Study 2 was set up was similar to the previous study. Treatments consisted of diquat alone at 10 ppb or in combination with Actigard at 125, 250, 500, 1000, 2000 ppb. Shoots were harvested 14 days after treatment. The results of the study are presented in Table 1.

TABLE 1
Herbicide Rate                   Shoot biomass (% of control)
Diquat 10 ppb                    64 b*
Actigard 125 ppb                 99 a
Actigard 250 ppb                 95 a
Actigard 500 ppb                 93 a
Actigard 1000 ppb                95 a
Actigard 2000 ppb                94 a
Diquat 10 ppb + Actigard 125 ppb 59 bc
Diquat 10 ppb + Actigard 250 ppb 33 bc
Diquat 10 ppb + Actigard 500 ppb 51 bc
Diquat 10 ppb + Actigard 1000 ppb 12 c
Diquat 10 ppb + Actigard 2000 ppb 27 c
LSD0.05                          24
*Mean values are presented (n = 4). Means value followed by same letter are statistically similar

There was no effect on hydrilla biomass with Actigard alone at 2000 ppb. Diquat at 10 ppb caused a 37% reduction in shoot biomass compared to the control. Addition of Actigard at 250 ppb or higher resulted in 70% reduction in hydrilla shoot biomass compared to the control. The study showed that addition of Actigard at 250 ppb or higher concentrations with diquat resulted in enhanced efficacy of diquat on hydrilla compared to diquat treatment alone.

The foregoing description is for the purpose of illustration only and does not limit the scope of protection which should be accorded this invention.

Claims

1. A method for improving the activity of diquat in the control of aquatic weeds, which comprises, applying a herbicidally effective amount of diquat to the aquatic weeds or to their locus in the presence of a herbicidal activity improving amount of acibenzolar-S-methyl.

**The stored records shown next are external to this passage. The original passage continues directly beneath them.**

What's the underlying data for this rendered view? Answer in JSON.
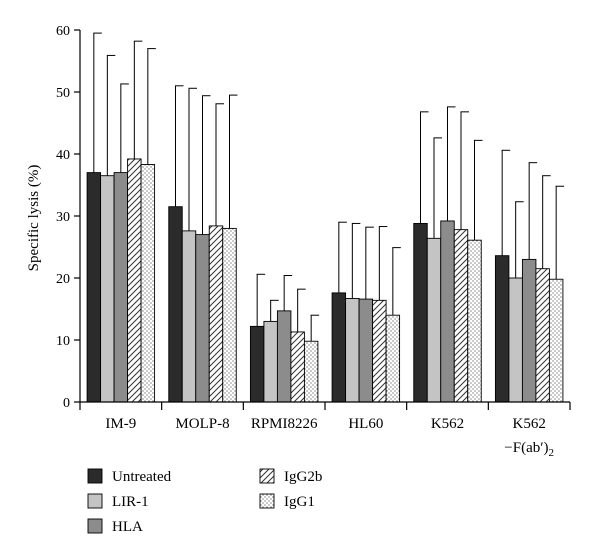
{
  "chart_data": {
    "type": "bar",
    "ylabel": "Specific lysis (%)",
    "ylim": [
      0,
      60
    ],
    "yticks": [
      0,
      10,
      20,
      30,
      40,
      50,
      60
    ],
    "grid": false,
    "legend_position": "bottom-left",
    "categories": [
      "IM-9",
      "MOLP-8",
      "RPMI8226",
      "HL60",
      "K562",
      "K562 −F(ab′)2"
    ],
    "series": [
      {
        "name": "Untreated",
        "pattern": "solid",
        "color": "#2b2b2b",
        "values": [
          37.0,
          31.5,
          12.2,
          17.6,
          28.8,
          23.6
        ],
        "error": [
          22.5,
          19.5,
          8.4,
          11.4,
          18.0,
          17.0
        ]
      },
      {
        "name": "LIR-1",
        "pattern": "solid",
        "color": "#c4c4c4",
        "values": [
          36.5,
          27.6,
          13.0,
          16.7,
          26.4,
          20.0
        ],
        "error": [
          19.4,
          23.0,
          3.4,
          12.1,
          16.2,
          12.3
        ]
      },
      {
        "name": "HLA",
        "pattern": "solid",
        "color": "#8c8c8c",
        "values": [
          37.0,
          27.0,
          14.7,
          16.6,
          29.2,
          23.0
        ],
        "error": [
          14.3,
          22.4,
          5.7,
          11.6,
          18.4,
          15.6
        ]
      },
      {
        "name": "IgG2b",
        "pattern": "hatch",
        "color": "#ffffff",
        "values": [
          39.2,
          28.4,
          11.3,
          16.4,
          27.8,
          21.5
        ],
        "error": [
          19.0,
          19.7,
          6.9,
          11.9,
          19.0,
          15.0
        ]
      },
      {
        "name": "IgG1",
        "pattern": "dots",
        "color": "#ffffff",
        "values": [
          38.3,
          28.0,
          9.8,
          14.0,
          26.1,
          19.8
        ],
        "error": [
          18.7,
          21.5,
          4.2,
          10.9,
          16.1,
          15.0
        ]
      }
    ]
  },
  "legend": {
    "items": [
      {
        "label": "Untreated",
        "pattern": "solid",
        "color": "#2b2b2b"
      },
      {
        "label": "LIR-1",
        "pattern": "solid",
        "color": "#c4c4c4"
      },
      {
        "label": "HLA",
        "pattern": "solid",
        "color": "#8c8c8c"
      },
      {
        "label": "IgG2b",
        "pattern": "hatch",
        "color": "#ffffff"
      },
      {
        "label": "IgG1",
        "pattern": "dots",
        "color": "#ffffff"
      }
    ]
  }
}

2. The method of claim 1, wherein the diquat and acibenzolar-S-methyl are applied at a weight ratio of from 14:1 to 1:2.

3. The method of claim 1, wherein the diquat and acibenzolar-S-methyl are applied at a weight ratio of from 1:10 to 1:200.

4. The method of claim 1, wherein the diquat is applied in an amount of from 1 to 400 micrograms per liter of water.

5. The method of claim 1, wherein the diquat is applied in an amount of from 10 to 100 micrograms per liter of water.

6. The method of claim 1, wherein the acibenzolar-S-methyl is applied in an amount of from 2.5 to 1000 micrograms per liter of water.

7. The method of claim 1, wherein the acibenzolar-S-methyl is applied in an amount of from 5 to 800 micrograms per liter of water.

8. The method of claim 1, wherein the aquatic weed to be controlled is selected from floating weeds and submersed weeds.

9. The method of claim 1, wherein the aquatic weed to be controlled is Hydrilla.